A historic drop in the share price of Facebook’s parent company helped to push other tech stocks on Wall Street on Thursday, abruptly ending a four-day winning streak for the market.
The 26.4% wipeout of meta platforms, as the Facebook owner is now known, wiped out more than $230 billion ($322 billion) in market value, by far the biggest one-day loss history for an American company. Shares of other social media companies, including Twitter and Snap, also fell.
Because Meta is valued so highly, a spike in its share price could cause broader market indices to fall or rise. The S&P 500 fell 2.4%, its biggest drop in almost a year. The tech-focused Nasdaq Composite fell 3.7%, its biggest drop since September 2020. The Dow Jones Industrial Average, which excludes metaplatforms, fell 1.5%. The Australian stock market is poised to fall, with futures at 7:59 am ET pointing to a 1.1% drop at the open.
Meta sank after forecasting revenue well below analysts’ expectations for the current quarter following Apple’s privacy changes and increased competition from TikTok. It was a disappointment for a company that investors have grown used to showing spectacular growth. Meta also reported a rare decline in profit due to a sharp rise in expenses as it invests to transform itself into a VR-based company.

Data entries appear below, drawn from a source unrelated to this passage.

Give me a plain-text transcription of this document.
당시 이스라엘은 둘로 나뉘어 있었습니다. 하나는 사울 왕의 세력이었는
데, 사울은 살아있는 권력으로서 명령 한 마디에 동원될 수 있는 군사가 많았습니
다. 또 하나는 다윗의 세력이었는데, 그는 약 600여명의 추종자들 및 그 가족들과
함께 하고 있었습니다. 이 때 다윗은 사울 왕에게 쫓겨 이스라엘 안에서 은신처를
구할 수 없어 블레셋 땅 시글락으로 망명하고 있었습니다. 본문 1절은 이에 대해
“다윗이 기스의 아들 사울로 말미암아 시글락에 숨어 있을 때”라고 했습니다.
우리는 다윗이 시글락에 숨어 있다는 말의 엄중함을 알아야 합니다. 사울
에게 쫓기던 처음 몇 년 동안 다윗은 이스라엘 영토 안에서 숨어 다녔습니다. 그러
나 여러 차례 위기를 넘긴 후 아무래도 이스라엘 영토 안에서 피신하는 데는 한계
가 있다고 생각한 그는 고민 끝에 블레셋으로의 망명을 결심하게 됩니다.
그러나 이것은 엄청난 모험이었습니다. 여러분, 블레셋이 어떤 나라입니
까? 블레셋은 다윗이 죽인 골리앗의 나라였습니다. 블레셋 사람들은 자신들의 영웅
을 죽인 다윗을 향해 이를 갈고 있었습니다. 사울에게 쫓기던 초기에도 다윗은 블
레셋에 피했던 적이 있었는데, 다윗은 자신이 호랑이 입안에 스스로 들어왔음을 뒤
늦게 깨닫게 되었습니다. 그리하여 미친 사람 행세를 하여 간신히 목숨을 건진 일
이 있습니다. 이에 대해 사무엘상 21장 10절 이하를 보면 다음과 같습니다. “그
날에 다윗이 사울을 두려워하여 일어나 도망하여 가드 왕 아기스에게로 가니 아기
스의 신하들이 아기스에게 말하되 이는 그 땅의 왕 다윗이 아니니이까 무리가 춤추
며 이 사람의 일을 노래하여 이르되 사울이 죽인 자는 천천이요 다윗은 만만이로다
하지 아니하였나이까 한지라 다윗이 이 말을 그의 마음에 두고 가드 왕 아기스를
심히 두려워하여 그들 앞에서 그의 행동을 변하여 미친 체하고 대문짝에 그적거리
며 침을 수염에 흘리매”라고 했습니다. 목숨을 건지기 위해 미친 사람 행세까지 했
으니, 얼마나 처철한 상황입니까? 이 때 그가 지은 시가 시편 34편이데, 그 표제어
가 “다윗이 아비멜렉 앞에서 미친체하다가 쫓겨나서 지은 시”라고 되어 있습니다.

The sharp drop weighed on social media company Twitter, which fell 5.6%. Snapchat’s parent company Snap sank 23.6% and Pinterest lost 10.3%. Snap is up 54% and Pinterest is up 28% in aftermarket trades after each reported better-than-expected results. Amazon.com jumped 18% in after-hours trading after reporting strong fourth-quarter results despite supply chain issues.
Big tech and communications companies have played a big part in driving profits for the broader market during the pandemic and much of the recovery in 2021, but the market appears to have shifted, said Brad McMillan, chief investment officer of the Commonwealth Financial Network .
“There’s a general sense that what’s been moving the market higher is not going to take us to the next level,” McMillan said. “The question is where is the next growth engine coming from.”
Small stocks also fell. The Russell 2000 index lost 38.48 points, or 1.9 percent, to 1991.03.
The S&P 500 fell 111.94 points to 4,477.44. The Dow dropped 518.17 points to 35,111.16. The Nasdaq slid 538.73 points to 13,878.82.